Major averages had a high volume reversal yesterday closing at their lows. The NASDAQ had started the day up more than 1% on a stellar earnings report from AAPL, but grew concerned on the timing of the first interest rate hike. Concluding its two-day meeting, the Fed said once again that it will keep rates at low levels but said job growth was "strong" and that inflation should increase over the medium term on an improving labor market. Thus the Fed implied a hike in interest rates some time in the second half of 2015. The statement overall was taken as hawkish and sent the dollar and Treasurys sharply higher, both perceived as safe havens, and an indication that the economy is not doing nearly as well as the Fed suggests. Meanwhile, oil continued its downtrend, plumbing new multi-year lows.
Pharmaceutical ANI Pharmaceuticals (ANIP) had a buyable gap up as it will join the S&P 600 small cap index. Earnings and sales are skyrocketing, group rank 10.
Apple (AAPL) had a buyable gap up as it blew past earnings estimates on massive iPhone sales.
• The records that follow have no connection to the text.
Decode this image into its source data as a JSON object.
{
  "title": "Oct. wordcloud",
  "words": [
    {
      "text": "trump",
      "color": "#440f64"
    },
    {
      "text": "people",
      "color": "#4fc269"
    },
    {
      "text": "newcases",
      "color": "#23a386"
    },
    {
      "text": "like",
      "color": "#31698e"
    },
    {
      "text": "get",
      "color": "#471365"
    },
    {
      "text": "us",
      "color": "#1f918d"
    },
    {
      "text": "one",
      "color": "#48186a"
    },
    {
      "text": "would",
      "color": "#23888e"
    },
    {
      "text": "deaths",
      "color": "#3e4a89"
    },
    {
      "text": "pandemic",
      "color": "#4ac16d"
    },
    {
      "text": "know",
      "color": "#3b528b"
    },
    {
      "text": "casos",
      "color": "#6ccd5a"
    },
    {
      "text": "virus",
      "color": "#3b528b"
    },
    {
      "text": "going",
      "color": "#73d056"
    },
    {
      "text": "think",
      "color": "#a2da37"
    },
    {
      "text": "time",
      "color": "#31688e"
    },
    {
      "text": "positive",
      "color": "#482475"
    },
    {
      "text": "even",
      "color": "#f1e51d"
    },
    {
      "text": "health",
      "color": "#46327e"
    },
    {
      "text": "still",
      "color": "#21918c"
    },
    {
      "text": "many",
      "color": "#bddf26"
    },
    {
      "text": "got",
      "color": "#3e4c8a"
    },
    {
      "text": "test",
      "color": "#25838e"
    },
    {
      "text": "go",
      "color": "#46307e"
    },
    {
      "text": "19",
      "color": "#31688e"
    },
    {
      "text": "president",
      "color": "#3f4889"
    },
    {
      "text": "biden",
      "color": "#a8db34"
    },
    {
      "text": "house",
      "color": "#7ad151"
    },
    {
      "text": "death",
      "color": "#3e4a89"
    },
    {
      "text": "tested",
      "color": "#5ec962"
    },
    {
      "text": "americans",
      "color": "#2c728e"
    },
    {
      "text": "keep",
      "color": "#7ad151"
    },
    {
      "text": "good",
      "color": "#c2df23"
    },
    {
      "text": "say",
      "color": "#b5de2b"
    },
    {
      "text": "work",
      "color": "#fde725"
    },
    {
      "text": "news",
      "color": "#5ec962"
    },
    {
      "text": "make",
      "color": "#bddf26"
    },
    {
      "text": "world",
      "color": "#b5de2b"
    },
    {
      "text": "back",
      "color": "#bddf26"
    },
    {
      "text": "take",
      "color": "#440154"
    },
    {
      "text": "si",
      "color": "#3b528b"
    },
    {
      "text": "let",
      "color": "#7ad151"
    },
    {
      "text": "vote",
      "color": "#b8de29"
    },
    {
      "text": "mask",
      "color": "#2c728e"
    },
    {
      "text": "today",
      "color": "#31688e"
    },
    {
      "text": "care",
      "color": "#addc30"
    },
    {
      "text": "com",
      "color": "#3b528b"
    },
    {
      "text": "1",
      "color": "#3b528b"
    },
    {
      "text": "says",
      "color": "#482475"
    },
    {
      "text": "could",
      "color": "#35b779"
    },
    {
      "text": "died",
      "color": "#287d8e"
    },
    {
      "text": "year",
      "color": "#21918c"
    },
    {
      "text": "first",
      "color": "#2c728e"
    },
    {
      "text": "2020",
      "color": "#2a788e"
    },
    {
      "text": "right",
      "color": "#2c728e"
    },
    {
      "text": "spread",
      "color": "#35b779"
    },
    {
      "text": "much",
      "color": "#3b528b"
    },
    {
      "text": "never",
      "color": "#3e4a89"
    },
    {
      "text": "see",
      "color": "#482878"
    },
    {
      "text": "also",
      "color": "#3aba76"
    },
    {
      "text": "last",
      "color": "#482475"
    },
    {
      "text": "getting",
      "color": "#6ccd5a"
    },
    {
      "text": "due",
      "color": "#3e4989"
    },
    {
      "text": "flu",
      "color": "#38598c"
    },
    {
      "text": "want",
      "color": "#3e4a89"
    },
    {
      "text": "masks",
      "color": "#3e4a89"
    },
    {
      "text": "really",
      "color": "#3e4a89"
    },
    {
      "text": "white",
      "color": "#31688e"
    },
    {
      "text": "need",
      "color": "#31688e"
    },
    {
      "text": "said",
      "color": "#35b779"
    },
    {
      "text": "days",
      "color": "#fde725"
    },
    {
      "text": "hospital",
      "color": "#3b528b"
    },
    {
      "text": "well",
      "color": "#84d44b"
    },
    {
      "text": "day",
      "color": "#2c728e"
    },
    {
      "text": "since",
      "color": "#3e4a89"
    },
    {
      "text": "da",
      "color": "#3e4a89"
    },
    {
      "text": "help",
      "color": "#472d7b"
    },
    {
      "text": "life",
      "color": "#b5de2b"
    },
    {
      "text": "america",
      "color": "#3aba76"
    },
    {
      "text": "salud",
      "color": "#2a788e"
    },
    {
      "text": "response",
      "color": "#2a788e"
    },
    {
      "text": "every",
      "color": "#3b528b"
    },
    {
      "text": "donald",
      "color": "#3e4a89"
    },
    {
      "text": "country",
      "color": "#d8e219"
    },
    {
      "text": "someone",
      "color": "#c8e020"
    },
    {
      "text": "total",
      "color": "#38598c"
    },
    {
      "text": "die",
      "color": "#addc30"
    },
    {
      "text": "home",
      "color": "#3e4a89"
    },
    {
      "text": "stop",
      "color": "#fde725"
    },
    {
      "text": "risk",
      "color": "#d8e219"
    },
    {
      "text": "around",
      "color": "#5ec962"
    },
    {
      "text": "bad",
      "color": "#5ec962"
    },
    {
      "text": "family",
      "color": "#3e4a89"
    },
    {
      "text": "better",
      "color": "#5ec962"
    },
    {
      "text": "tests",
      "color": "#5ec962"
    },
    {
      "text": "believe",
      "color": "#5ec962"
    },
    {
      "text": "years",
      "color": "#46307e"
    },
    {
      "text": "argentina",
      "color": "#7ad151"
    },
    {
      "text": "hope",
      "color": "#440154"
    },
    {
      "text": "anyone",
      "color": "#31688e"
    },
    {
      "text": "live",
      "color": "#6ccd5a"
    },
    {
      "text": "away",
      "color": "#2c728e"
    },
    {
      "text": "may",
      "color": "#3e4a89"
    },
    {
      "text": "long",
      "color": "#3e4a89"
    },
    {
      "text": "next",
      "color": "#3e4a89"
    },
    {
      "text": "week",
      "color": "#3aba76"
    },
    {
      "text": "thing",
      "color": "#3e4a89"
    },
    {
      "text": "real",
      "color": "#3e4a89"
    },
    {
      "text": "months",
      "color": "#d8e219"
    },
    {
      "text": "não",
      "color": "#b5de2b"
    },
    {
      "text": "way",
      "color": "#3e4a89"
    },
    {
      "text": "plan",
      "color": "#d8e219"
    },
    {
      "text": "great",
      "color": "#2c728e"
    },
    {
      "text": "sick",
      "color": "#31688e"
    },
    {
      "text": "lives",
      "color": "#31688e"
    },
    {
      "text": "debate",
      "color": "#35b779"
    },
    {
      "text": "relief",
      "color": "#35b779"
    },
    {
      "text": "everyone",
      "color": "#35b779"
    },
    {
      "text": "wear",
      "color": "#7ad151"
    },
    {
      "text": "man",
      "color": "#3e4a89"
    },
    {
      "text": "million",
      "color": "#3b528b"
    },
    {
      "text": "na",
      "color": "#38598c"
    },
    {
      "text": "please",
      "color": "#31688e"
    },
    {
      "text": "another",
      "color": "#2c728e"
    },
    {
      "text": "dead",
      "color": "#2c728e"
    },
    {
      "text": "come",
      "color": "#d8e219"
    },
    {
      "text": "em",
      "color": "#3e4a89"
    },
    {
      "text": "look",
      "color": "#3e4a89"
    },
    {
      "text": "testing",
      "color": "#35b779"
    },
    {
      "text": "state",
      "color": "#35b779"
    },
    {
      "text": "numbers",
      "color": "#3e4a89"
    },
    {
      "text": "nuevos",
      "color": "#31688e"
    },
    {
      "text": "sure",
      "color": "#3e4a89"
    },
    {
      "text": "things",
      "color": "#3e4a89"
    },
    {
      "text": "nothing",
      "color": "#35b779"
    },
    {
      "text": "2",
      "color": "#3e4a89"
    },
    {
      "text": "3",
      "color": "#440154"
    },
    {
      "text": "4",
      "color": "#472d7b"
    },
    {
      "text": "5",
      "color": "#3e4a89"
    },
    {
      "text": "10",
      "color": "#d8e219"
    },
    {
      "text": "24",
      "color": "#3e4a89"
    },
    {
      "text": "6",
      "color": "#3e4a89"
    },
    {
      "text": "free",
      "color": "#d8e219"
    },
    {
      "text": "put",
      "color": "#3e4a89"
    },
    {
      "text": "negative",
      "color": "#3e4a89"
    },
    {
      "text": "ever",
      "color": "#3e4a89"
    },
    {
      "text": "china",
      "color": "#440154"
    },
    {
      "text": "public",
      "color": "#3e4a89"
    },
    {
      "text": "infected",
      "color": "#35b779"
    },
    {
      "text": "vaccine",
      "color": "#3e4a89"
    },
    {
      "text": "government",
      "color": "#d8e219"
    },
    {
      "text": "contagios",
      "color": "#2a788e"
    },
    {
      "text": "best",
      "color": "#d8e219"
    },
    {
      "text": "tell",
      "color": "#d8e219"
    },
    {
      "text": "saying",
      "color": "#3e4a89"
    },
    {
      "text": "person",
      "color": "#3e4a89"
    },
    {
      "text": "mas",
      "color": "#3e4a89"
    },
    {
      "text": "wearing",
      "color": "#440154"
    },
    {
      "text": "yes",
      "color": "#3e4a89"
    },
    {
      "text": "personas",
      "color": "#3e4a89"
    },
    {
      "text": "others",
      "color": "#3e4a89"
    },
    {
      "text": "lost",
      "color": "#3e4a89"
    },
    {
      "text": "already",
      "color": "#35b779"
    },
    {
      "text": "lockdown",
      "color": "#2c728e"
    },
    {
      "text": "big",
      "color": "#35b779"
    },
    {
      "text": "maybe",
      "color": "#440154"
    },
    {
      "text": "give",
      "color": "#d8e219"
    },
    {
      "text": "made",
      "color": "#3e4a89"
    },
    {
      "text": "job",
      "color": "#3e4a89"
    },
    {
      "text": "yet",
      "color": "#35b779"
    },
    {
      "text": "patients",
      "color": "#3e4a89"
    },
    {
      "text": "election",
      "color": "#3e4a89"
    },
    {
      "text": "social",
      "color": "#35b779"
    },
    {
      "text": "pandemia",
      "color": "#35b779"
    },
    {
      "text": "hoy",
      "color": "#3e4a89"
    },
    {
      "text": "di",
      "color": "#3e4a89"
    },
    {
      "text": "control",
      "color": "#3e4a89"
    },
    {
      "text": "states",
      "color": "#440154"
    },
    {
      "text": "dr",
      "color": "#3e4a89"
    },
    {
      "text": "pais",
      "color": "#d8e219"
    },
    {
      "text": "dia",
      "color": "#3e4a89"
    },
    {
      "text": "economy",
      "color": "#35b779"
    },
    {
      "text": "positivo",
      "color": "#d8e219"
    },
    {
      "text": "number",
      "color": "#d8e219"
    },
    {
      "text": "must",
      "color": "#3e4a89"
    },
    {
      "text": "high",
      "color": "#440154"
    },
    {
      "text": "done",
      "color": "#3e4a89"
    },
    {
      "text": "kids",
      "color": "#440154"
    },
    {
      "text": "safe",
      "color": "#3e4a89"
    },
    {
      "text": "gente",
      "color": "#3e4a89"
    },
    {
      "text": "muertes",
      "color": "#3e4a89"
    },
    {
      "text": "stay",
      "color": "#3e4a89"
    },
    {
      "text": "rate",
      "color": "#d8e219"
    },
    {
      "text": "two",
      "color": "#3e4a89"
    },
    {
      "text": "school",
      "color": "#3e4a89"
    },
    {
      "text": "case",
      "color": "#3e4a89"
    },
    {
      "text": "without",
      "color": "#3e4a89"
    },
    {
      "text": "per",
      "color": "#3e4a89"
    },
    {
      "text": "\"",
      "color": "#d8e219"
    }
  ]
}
Earnings and sales are accelerating, pretax margin 29.3%, ROE 33.6%, group rank 81. Keep in mind this stock has a market cap of $635 billion so this may slow its rate of ascent. Also, the market has been choppy so remains fairly directionless.
Facebook (FB) came out with earnings last night after the close and is trading slightly down this morning after reversing below its 50-day moving average yesterday during normal trading hours. We would watch this as a possible short-sale target if it is unable to get back above its 50-day line. In this case, any short position put out on the stock under the 50-day line would use the moving average as a quick upside stop.